XLIV Un nid dans un couvent

Après que la porte de l’abbaye de Sainte-Claire d’Ennery se fut refermée sur les fugitifs, M. de Pomereux se tourna vers M. de Charny.

– Eh bien ! monsieur, lui dit-il, à présent que tout est fini, ne vous semble-t-il pas qu’il serait bien temps de souper ?

– Le bal pourrait bien venir après le souper, répondit M. de Charny, à qui il n’était plus rien resté de sa violente colère qu’un léger tremblement dans la voix ; mettez-vous en quête d’un cabaret, moi je me rends à Paris.

– Chez mon glorieux cousin, sans doute.

– Chez M. de Louvois, à qui je ferai part du secours que vous m’avez prêté dans toute cette affaire ; je ne doute pas qu’il ne vous en témoigne lui-même sa vive satisfaction.

– Parbleu ! mon cher monsieur de Charny, je compte assez sur votre amitié pour être assuré que vous serez le premier à m’en apporter la nouvelle.

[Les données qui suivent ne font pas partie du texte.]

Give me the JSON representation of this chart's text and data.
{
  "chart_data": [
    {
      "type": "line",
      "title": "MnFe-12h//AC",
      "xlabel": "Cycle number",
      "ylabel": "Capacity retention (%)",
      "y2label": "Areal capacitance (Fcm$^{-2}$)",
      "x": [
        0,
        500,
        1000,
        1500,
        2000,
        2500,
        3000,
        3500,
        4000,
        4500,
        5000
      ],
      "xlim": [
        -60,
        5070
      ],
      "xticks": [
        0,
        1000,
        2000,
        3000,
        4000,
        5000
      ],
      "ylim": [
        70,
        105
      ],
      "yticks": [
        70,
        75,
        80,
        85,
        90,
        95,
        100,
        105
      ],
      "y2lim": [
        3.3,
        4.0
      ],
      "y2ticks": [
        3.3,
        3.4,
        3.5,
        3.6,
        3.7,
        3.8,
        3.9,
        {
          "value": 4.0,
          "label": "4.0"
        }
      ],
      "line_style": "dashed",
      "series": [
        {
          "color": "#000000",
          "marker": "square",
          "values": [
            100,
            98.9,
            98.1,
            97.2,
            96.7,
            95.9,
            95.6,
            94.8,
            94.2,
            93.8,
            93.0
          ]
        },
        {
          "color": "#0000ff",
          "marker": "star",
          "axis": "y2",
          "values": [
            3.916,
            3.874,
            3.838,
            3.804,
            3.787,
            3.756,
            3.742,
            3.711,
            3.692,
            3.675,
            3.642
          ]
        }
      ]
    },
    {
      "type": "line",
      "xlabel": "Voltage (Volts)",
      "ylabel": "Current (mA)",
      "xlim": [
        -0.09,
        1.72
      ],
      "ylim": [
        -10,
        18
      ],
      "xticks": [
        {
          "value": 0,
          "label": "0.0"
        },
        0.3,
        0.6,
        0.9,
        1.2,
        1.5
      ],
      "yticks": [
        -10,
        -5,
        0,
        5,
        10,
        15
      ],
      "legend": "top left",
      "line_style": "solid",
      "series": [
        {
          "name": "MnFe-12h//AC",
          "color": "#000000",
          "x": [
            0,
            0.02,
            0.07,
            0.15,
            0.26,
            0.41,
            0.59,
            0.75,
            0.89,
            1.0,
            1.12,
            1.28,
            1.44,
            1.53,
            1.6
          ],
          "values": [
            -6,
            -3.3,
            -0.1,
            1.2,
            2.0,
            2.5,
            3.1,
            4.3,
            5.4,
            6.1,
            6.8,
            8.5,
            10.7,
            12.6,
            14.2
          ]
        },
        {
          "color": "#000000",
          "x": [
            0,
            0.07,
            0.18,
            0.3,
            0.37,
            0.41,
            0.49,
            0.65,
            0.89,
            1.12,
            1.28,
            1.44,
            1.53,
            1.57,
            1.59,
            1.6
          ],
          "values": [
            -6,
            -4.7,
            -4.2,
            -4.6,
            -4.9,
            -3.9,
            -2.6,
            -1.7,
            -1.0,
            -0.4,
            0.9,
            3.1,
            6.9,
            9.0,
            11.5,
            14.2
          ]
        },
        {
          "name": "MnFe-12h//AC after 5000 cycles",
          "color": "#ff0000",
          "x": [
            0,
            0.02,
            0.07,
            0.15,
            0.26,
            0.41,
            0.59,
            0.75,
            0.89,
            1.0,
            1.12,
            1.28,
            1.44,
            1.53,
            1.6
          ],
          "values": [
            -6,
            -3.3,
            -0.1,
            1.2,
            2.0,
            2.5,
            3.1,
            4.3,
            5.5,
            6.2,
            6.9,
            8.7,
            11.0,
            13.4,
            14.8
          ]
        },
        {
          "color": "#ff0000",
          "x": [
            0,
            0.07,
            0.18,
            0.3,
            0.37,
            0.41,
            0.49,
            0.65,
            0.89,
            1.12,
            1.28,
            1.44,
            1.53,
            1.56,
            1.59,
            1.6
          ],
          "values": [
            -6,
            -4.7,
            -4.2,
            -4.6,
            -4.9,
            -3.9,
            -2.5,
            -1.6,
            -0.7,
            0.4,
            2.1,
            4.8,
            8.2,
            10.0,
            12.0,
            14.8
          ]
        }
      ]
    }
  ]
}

M. de Charny rangea sa petite troupe et donna le signal du départ. M. de Pomereux, qui avait cette nuit-là une furieuse démangeaison de parler, poussa son cheval auprès de M. de Charny.

– En somme, reprit-il, l’aventure est désastreuse ; j’y perds un cheval mort au service du roi : un cheval qui, pour le dévouement, ne le cédait point au chien de Montargis ; j’en ai trois ou quatre autres qui sont fourbus ; j’y perds encore une femme que j’étais en train d’adorer, et j’ai mes habits tout déchirés en vingt endroits ; tout compte fait, c’est un total de sept ou huit infortunes dont vous me voyez marri.

M. de Charny tourmentait la bride de son cheval et se taisait.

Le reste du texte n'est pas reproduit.